Une seconde palissade de bois fut construite à l'est du donjon sur ce qui devint la partie haute actuelle.

À la fin du XIème siècle, un autre mur d'enceinte fut construit à l'ouest créant ainsi la forme actuelle du château. De par sa conception, Windsor ressemblait fortement au château d'Arundel, une autre fortification du début de la période normande mais la forme avec deux enceintes le rapprochait des châteaux de Rockingham et d'Alnwick.

Depuis le règne d'Henri Ier d'Angleterre, le château a été utilisé par de nombreux monarques et est le plus ancien palais habité sans interruption en Europe.

Le style raffiné des appartements d'État construits au début du XIXème siècle a été qualifié par l'historien d'art Hugh Roberts comme une « magnifique série de salles sans égales largement considérées comme l'expression la plus élégante et la plus complète de l'art géorgien ».

La chapelle Saint-Georges construite au XVème siècle est considérée de son côté par l'historien John Martin Robinson comme « l'une des plus grandes réussites de l'architecture gothique anglaise ».

Le château de Windsor, aussi affublé du qualificatif de « plus onéreux projet de construction laïc de l'Angleterre médiévale », a survécu à une période tumultueuse durant la première Révolution anglaise quand il fut utilisé comme quartier-général par les armées parlementaires et comme une prison pour Charles Ier.

Durant la Restauration, Charles II reconstruisit une grande partie du château avec l'aide de l'architecte Hugh May et créa ses intérieurs baroques extravagants toujours visibles de nos jours.

Après une période d'abandon relatif au XVIIIème siècle, George III et George IV rénovèrent à grands frais le palais de Charles II et donnèrent aux appartements d'État leur aménagement rococo, gothique et baroque assez exceptionnel.

Victoria choisit Windsor comme sa résidence royale durant son long règne.
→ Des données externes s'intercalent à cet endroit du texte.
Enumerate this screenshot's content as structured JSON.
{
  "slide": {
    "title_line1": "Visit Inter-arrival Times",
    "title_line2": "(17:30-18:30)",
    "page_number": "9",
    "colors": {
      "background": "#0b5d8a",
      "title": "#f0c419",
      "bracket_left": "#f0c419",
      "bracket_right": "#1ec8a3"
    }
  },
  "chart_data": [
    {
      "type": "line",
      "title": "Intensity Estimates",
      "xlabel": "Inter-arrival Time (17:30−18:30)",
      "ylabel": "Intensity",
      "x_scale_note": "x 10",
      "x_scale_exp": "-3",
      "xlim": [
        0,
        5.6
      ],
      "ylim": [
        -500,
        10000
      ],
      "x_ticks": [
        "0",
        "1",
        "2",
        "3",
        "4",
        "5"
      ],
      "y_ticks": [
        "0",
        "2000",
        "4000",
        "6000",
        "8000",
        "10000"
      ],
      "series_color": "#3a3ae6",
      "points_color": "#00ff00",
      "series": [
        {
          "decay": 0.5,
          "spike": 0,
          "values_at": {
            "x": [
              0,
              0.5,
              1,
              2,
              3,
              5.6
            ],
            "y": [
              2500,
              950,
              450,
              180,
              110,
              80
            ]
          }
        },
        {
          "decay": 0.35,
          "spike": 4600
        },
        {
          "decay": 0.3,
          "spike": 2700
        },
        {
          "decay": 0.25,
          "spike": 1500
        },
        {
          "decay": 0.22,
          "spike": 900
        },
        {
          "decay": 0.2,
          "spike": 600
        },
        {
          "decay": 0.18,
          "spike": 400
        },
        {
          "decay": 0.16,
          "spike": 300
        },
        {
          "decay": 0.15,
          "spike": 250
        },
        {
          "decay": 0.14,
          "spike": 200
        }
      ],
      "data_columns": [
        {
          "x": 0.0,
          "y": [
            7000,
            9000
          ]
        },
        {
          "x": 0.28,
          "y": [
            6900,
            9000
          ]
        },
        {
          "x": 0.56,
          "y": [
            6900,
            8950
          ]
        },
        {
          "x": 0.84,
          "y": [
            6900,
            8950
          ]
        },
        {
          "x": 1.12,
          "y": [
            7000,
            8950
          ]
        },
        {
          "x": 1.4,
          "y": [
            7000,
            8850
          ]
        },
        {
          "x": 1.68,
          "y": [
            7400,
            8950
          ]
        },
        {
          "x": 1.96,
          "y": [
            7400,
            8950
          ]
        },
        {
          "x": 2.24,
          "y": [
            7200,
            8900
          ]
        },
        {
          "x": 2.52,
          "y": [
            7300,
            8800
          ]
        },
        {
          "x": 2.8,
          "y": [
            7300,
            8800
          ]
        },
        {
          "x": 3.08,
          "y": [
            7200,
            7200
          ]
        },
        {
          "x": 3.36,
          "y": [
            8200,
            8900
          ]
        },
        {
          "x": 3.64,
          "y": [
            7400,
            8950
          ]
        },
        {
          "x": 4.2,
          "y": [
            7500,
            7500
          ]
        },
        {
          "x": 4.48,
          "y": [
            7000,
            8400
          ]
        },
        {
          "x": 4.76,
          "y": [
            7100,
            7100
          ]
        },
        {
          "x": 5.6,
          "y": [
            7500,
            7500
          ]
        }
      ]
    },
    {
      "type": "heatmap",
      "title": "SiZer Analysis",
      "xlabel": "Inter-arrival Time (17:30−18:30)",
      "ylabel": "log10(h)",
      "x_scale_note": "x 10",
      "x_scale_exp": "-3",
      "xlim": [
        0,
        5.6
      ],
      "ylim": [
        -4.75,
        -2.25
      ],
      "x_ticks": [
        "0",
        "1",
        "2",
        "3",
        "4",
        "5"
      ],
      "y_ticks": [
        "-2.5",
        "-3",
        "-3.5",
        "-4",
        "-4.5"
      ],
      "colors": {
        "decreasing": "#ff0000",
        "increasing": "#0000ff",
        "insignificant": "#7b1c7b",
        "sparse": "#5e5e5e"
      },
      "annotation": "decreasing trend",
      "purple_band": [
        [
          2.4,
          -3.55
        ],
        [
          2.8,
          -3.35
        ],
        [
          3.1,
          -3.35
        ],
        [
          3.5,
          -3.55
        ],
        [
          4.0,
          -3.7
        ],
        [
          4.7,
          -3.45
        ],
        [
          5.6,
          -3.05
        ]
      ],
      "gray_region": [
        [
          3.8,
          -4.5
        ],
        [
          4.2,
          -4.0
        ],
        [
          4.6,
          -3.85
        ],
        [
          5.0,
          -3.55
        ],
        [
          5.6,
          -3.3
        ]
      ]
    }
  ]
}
Et le château fut utilisé comme refuge pour la famille royale durant les bombardements de la Seconde Guerre mondiale, pour être finalement victime d'un grave incendie en 1992.

Il est aujourd'hui une attraction touristique populaire et la résidence préférée de la reine Élisabeth II.

Plus de 500 personnes habitent et travaillent aujourd'hui dans ce château.

 

À noter que durant la Première Guerre mondiale, les sentiments antigermaniques poussèrent même les membres de la famille royale britannique à changer le nom de leur dynastie d'origine allemande, « Maison de Saxe-Cobourg et Gotha », et George V décida de prendre le nom du château et la famille royale devint la « Maison de Windsor » en 1917.

 

Quant à « la famille » et la belle-famille de Paul, c’est surtout cette dernière qui « fait tâche ».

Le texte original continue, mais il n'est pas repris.